The Reality Principle

 

“Be sure you know the condition of your flocks, give careful attention to your herds;” Proverbs 27:23 (NIV)

People ask me from time to time, “how many conferences do you do a year?” I have done some quick math about this—so many conferences a month, so many months, so many down months, etc.—and came up with 60 or 70 conferences a year. I have told quite a few people this and really thought it was true.

I did the hard math recently and actually counted the number of conferences for last year. It was 40. This year I have done or scheduled 55. I walked smack dab into the reality principle.

Preachers are famous for their estimations. “Ministerially speaking” is a euphemism for, “fudging up; way up.”

The thing is, reality is what reality is. Pretending doesn’t change anything.

I think I am capable of doing 60 or 70 conferences a year, maybe more. But, if I think I am already doing 60 or 70 a year, then I won’t work to try to increase that. Failing to follow the reality principle leads to bad decision making and a failure to reach our God-given potential.

Another place I have been looking at the reality principle in my life relates to video. I have been dreaming for some time now about the idea of transitioning from America’s Sunday School Trainer to America’s Sunday School Teacher–by way of video. I spent a pile of money, and a lot of time, trying to develop video based interactive Sunday School curriculum. I actually think I produced a halfway decent product. In fact, I honestly think these videos are better than the bottom third of our Sunday School teachers. But, that doesn’t matter, because reality is, I can’t sell them. At least, I can't sell enough of them to justify the kind of time and money I have put into it.

I constantly have to balance my desire to get a message out and double the "capital C" Church in the next twenty years with my responsibility to feed my kids. Truth is, doing the ministry is a lot more interesting to me, but I have these hungry kids. (Is anyone else amazed at how much a 17-year old boy actually eats?)

Well, these two doses of reality have caused a change of direction for me. I am going to quit producing curriculum videos and concentrate on filling my calendar. I hope to do as many meetings in the last half of this year as I did all last year. I want to write one new book a year that helps teachers do a better job, as well as produce one (and only one) new video series. I have set the goal of 80 conferences a year and am making plans to reach that goal. It is an expression of reaching toward the mark for me. Reality thinking helped me to clarify these goals.

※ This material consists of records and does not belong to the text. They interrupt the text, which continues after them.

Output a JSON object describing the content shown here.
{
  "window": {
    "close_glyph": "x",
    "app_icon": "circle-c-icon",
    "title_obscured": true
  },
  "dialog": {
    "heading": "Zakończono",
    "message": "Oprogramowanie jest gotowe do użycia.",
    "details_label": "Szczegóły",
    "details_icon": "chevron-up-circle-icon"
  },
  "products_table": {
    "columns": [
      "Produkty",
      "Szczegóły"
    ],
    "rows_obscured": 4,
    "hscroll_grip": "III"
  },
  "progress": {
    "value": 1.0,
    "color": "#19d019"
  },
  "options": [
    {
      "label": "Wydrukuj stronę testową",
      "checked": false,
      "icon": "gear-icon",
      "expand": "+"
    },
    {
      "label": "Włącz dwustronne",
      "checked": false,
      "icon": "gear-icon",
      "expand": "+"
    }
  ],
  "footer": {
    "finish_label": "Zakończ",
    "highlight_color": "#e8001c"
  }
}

(If you are worried about me spending time with my kids as well as feeding them, you might consider that when I am home, I don’t really have a day job. I have some things I piddle with–like I have a couple of new books I am working on–but I get to spend a lot of time with my kids when I am home.)

Enough about me; let’s talk about you for a while.

In order to grow a double you have to do four things:

  • Attract visitors (The Magnet Factor) Goal: 3%
  • Get them to stick around (The Velcro Factor) Goal: 33%
  • Turn them into saints (The Discipleship Factor)
  • Turn them into workers and leaders (The Leadership Factor)

Most churches think that the great need of the hour is to attract more visitors. I knew one church that had 100 visitors a week and thought they needed more in order to grow. Reality is, most churches have plenty of visitors. Reality is, the difference between doubling churches and non-doubling churches is not so much around the Magnet Factor as the Velcro Factor. My research indicates that doubling churches and non-doubling churches both have about 5% Magnet Factor. To be fair, there is a slight difference; doubling churches have slightly more than 5%, while non-doubling churches have slightly less. But, the difference is pretty subtle. The big difference between doubling churches and non-doubling churches does not have so much to do with the Magnet Factor as the Velcro Factor. Two important points:

  • This varies widely. Although it is true on average that most churches have plenty of visitors, there are plenty of churches that don’t. Do the math; that is what the reality principle is all about. You only need 3% Magnet Factor to double every five years or less, but you do need 3%. I was in a church once that had a 75% Velcro factor but was still barely growing. Why? 75% of not very much is not very much.
  • The strategies used to address the Velcro Factor are completely different from those used to address the Magnet Factor. Examples of strategies used to address the Magnet Factor include billboards, direct mail and evangelism training. Examples of strategies used to address the Velcro Factor include Giving Friday Nights to Jesus and Inviting every member and every prospect to every fellowship every month. The Double Your Class system works best in a context where there is an adequate Magnet Factor.


I want to invite you to employ the Reality Principle in getting your class doubling every two years or less. Are you doing every part of this formula?

Teach a halfway decent lesson each and every week; nothing less will do.
Invite every member and every prospect to every fellowship every month
Give Friday nights to Jesus. “Friday Nights” is a metaphor for an informal time of Diet Coke, coffee cake and table games.
Encourage the whole group to get involved in this ministry.
Reproduce your group.

We can take America for God by giving the ministry to laymen who are using their gifts to grow their groups to double their classes every two years or less. We can do it, but we are going to have to look reality in the face to pull it off.